Once the code is up for review, this gate kicks in. The big question we’re trying to answer is “Does the code that’s written make meaningful progress towards the goal stated in the spec?”. If the answer is yes, we pass. If not, we iterate.

Production readiness#

The last gate to clear is one of production readiness. The question is “Is this change safe to release to our users?”. This can mean many things. Is it behind a disabled feature flag? Does this purely enhance the functionality in a backwards-compatible way? Does the code have adequate telemetry?

The culture shift#

That’s it.

You may notice several things missing here. No “is this code maintainable?”. No “are there tests?”. Some of these are CI gates. Others are tweaks to the repo’s prompts that the LLMs are using to author the code. “This isn’t how I would do it” is no longer valid feedback to block a PR. Instead, you update the inputs. Tighten the spec. Alter the guidance. Add a linter.

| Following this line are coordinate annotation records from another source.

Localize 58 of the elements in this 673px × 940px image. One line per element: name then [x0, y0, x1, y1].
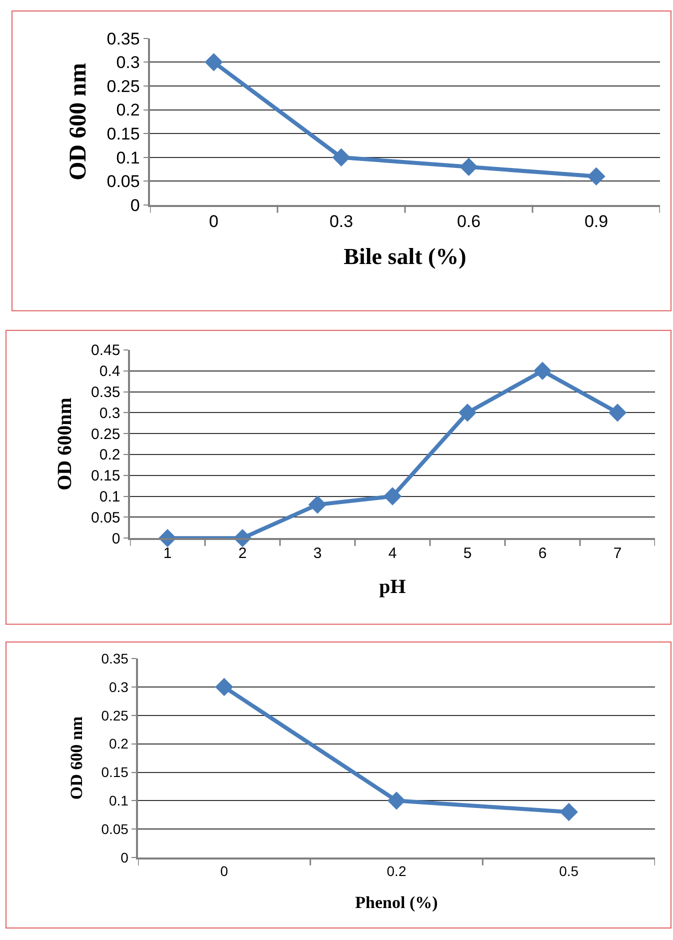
- x-tick-label: 0.5: [559, 863, 579, 880]
- x-tick-label: 3: [313, 544, 322, 562]
- y-tick-label: 0.35: [106, 29, 140, 48]
- y-tick-label: 0.25: [91, 426, 120, 443]
- x-tick-label: 0.2: [386, 863, 406, 880]
- x-axis-title: Bile salt (%): [344, 244, 466, 270]
- y-tick-label: 0.2: [99, 446, 120, 464]
- x-tick-label: 1: [163, 544, 172, 562]
- point: [560, 802, 578, 822]
- point: [608, 404, 627, 422]
- y-tick-label: 0.25: [106, 76, 140, 96]
- y-tick-label: 0.1: [99, 488, 120, 506]
- point: [204, 53, 223, 72]
- y-axis-title: OD 600nm: [54, 397, 76, 490]
- point: [308, 496, 327, 514]
- y-tick-label: 0.1: [108, 792, 129, 809]
- x-tick-label: 0.6: [456, 212, 481, 232]
- point: [383, 487, 402, 506]
- y-tick-label: 0.2: [116, 100, 140, 120]
- point: [387, 792, 406, 810]
- y-tick-label: 0.05: [101, 820, 129, 837]
- x-tick-label: 2: [238, 544, 247, 562]
- y-tick-label: 0: [130, 196, 140, 215]
- x-tick-label: 0: [220, 863, 228, 880]
- point: [460, 158, 478, 176]
- point: [533, 362, 552, 380]
- y-tick-label: 0.3: [116, 53, 140, 72]
- y-axis-title: OD 600 nm: [67, 716, 86, 800]
- point: [332, 148, 350, 166]
- point: [215, 678, 234, 696]
- y-tick-label: 0: [112, 530, 120, 548]
- y-tick-label: 0.05: [106, 172, 140, 192]
- y-tick-label: 0.3: [108, 678, 129, 695]
- y-tick-label: 0.15: [101, 764, 129, 780]
- x-tick-label: 0.9: [584, 212, 608, 232]
- y-tick-label: 0.1: [116, 148, 140, 168]
- y-tick-label: 0.15: [106, 124, 140, 144]
- x-tick-label: 4: [388, 544, 397, 562]
- y-tick-label: 0: [120, 849, 129, 866]
- x-axis-title: pH: [379, 576, 406, 598]
- x-tick-label: 0: [209, 212, 218, 232]
- y-tick-label: 0.2: [108, 736, 129, 752]
- x-axis-title: Phenol (%): [355, 892, 438, 912]
- x-tick-label: 5: [463, 544, 472, 562]
- y-tick-label: 0.25: [101, 707, 129, 724]
- point: [587, 167, 606, 186]
- y-tick-label: 0.4: [99, 363, 120, 380]
- y-tick-label: 0.15: [91, 468, 120, 485]
- y-tick-label: 0.35: [101, 650, 129, 666]
- y-tick-label: 0.45: [91, 342, 120, 360]
- y-tick-label: 0.3: [99, 404, 120, 422]
- y-axis-title: OD 600 nm: [65, 63, 92, 180]
- point: [458, 404, 477, 422]
- x-tick-label: 0.3: [329, 212, 354, 232]
- x-tick-label: 7: [613, 544, 622, 562]
- y-tick-label: 0.05: [91, 509, 120, 526]
- x-tick-label: 6: [538, 544, 547, 562]
- y-tick-label: 0.35: [91, 384, 120, 402]
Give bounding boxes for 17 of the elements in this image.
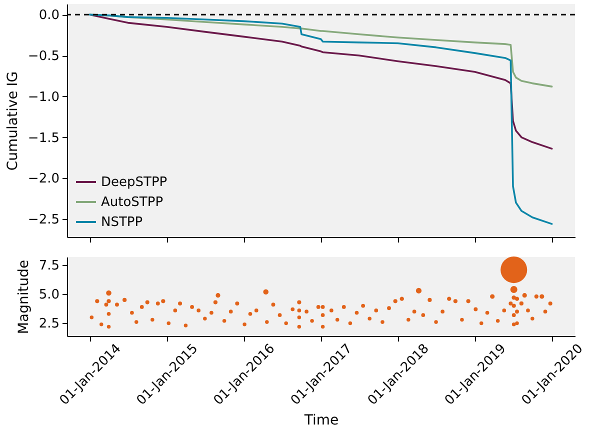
legend-label: NSTPP (101, 215, 143, 230)
legend-label: DeepSTPP (101, 175, 168, 190)
line-series (88, 14, 553, 150)
y-tick-label: −2.5 (28, 212, 60, 228)
y-tick-label: −1.0 (28, 90, 60, 105)
y-axis-title: Magnitude (16, 260, 32, 334)
y-tick-label: −1.5 (28, 130, 60, 146)
y-tick-label: 7.5 (38, 258, 60, 274)
legend-label: AutoSTPP (101, 195, 164, 210)
y-tick-label: −2.0 (28, 172, 60, 187)
y-tick-label: −0.5 (28, 49, 60, 64)
line-series (88, 14, 553, 225)
y-tick-label: 2.5 (38, 316, 60, 332)
x-axis-title: Time (303, 412, 339, 429)
y-axis-title: Cumulative IG (4, 71, 21, 171)
y-tick-label: 0.0 (38, 8, 60, 24)
y-tick-label: 5.0 (38, 288, 60, 303)
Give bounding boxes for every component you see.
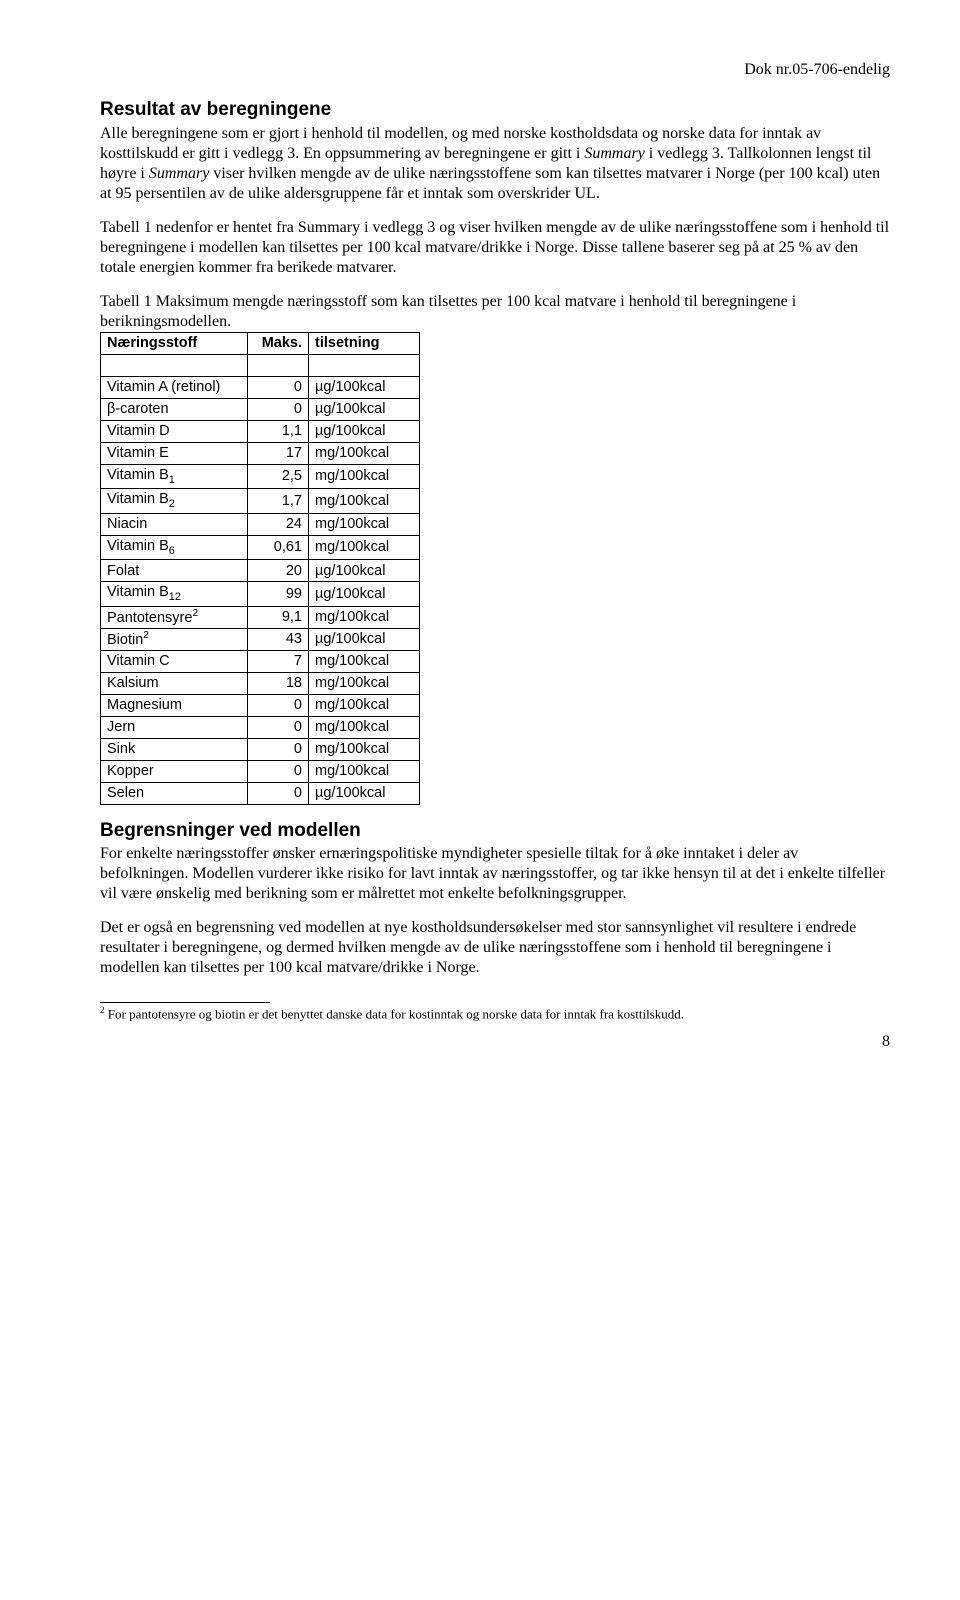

This fundamentally changes the role of the reviewer from what we know it today. They become closer to a sensor on how the pipeline to production is running, rather than a gatekeeper. This is higher leverage work. It’s not “Please don’t do it this way”, but rather “How can we adjust the system such that people/robots don’t do it this way?”.

The pathway to production is a system and we control the fitness function that it optimizes for. The role of this reviewer is to provide feedback that will become a new input. In this way, we move closer to “recompute the feature from the specification”, which makes more and more sense as the cost of reimplementation drops towards zero.

I still have open questions. If you have thoughts or answers, let me know. I’d love to talk about it.

Should there be more separation between “LLM the writer of PRDs” and “LLM the writer of eng design” and “LLM the writer of tickets”? OpenSpec seems to combine them, but I haven’t quite decided how linked those three are.
How should we be thinking about deploy/post-deploy validation in this new world?